Innerhalb der rot-weiß-roten Mannschaft haben bei den Zeitläufen auf dem Mölltaler Gletscher Zettel, Elisabeth Görgl, Nicole Hosp und Michaela Kirchgasser ("Habe den Sommer mehr mit Therapien als mit Training verbracht") den stärksten Eindruck hinterlassen. Die Niederösterreicherin Zettel gewann gleich zwei der drei Testfahrten mit Zeitmessung. "Ich habe schon noch was gespürt im Knie, aber es sollte kein Problem sein", sagte die Gewinnerin von vier der acht Rennen im vergangenen Winter, die beim Saisonfinale in Aare allerdings jenes um die kleine Kristallkugel gegen Poutiainen um sieben Punkte verloren hatte. Seit Juli plagt Zettel, die Sölden-Siegerin von 2008 vor Poutiainen und Landsfrau Andrea Fischbacher, eine entzündete Patellasehne im linken Knie.

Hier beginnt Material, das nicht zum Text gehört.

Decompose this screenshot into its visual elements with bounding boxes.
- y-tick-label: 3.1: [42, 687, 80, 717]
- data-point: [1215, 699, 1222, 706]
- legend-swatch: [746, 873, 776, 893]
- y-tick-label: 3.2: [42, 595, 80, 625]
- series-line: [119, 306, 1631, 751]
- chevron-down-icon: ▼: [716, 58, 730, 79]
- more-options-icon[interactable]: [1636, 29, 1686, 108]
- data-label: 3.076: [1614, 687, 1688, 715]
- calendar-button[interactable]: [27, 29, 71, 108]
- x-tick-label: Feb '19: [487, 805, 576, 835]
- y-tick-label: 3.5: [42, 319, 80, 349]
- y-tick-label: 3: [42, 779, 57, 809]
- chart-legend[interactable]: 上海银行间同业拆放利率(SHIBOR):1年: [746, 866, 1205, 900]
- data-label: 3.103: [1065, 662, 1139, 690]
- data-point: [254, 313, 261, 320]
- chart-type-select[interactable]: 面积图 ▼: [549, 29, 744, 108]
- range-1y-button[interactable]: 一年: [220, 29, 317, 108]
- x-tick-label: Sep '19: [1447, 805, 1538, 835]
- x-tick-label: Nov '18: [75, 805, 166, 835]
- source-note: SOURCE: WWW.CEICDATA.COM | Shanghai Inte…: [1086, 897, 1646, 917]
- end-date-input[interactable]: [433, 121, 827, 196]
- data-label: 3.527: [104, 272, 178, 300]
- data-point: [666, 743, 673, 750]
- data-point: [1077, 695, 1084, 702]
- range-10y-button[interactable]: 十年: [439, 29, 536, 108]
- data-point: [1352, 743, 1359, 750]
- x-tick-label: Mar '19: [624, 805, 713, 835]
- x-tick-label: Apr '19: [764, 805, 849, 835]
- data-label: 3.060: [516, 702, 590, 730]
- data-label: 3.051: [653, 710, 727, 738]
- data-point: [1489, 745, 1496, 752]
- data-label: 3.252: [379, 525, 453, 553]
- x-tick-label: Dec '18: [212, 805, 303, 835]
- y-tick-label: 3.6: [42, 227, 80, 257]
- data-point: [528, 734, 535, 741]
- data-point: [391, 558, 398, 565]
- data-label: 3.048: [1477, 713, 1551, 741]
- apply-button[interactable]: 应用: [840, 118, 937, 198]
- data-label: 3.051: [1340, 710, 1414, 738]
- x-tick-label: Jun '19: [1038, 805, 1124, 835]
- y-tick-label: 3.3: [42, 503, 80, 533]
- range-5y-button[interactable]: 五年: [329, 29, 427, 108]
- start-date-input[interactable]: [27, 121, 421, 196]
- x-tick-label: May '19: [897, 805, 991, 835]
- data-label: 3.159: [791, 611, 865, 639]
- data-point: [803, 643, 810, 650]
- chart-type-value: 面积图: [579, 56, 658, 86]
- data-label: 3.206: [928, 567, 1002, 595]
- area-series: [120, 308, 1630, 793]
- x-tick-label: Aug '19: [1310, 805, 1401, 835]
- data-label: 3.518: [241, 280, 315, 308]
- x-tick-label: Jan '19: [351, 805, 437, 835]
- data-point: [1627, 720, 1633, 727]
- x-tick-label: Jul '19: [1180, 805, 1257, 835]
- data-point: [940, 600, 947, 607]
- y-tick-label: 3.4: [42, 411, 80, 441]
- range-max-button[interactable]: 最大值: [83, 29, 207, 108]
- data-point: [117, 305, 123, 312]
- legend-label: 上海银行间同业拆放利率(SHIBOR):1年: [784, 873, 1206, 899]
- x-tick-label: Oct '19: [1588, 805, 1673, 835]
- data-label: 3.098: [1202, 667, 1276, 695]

"In den letzten Zeitläufen haben die Damen einen sehr positiven Eindruck hinterlassen, wenn sie es so ins Rennen bringen, bin ich überzeugt, dass wir hier mehr Podestanwärterinnen haben denn je", ist ÖSV-Damen-Cheftrainer Herbert Mandl von der Frühform seiner Technikerinnen angetan. Der neue Riesentorlauf- und Slalomtrainer Günter Obkircher blickt ebenfalls optimistisch in den ersten Bewerb unter seiner Agenda. "Ich habe ein sehr gutes Gefühl, wir haben uns sehr gut und gewissenhaft vorbereitet, wir hatten qualitativ gute Trainingstage." Jedoch fehlte der Kontakt mit ausländischen Läuferinnen, es ergab sich kein gemeinsames Training. "Wir schauen jetzt, wo wir liegen, und auf dem werden wir dann aufbauen."

Podestplatzanwärterinnen in Sölden neben den Österreicherinnen und Poutiainen sind auch die Slowenin Tina Maze (Gewinnerin von zwei Riesentorläufen im vergangenen Winter) und die Südtirolerin Manuela Mölgg.

Wie schlagen sich Vonn und Riesch
Gespannt darf man sein, ob die ersten Zwei des vergangenen Winters im Gesamtweltcup, Vonn und die Deutsche Maria Riesch, auch ihre Riesentorlauf-Performance verbessert haben. "Mein Ziel ist, in dieser Saison in dieser Disziplin einmal auf das Stockerl zu kommen", erklärte Vonn. Und Riesch gestand, dass sie "noch nicht so ein super Gefühl" habe und "noch nicht hundertprozentig bereit" für Sölden sei, sich aber "reinhängen" werde.

Die prominentesten Abwesenden beim Gletscher-Spektakel sind die Salzburgerin Marlies Schild, die stattdessen mit ihrer Therapeutin Urlaub macht und auf das Comeback im Levi-Slalom hinarbeitet, sowie die Schweizerin Lara Gut. Der Jungstar hatte sich eine Hüftluxation zugezogen, wurde operiert und fehlt mindestens bis Mitte Jänner.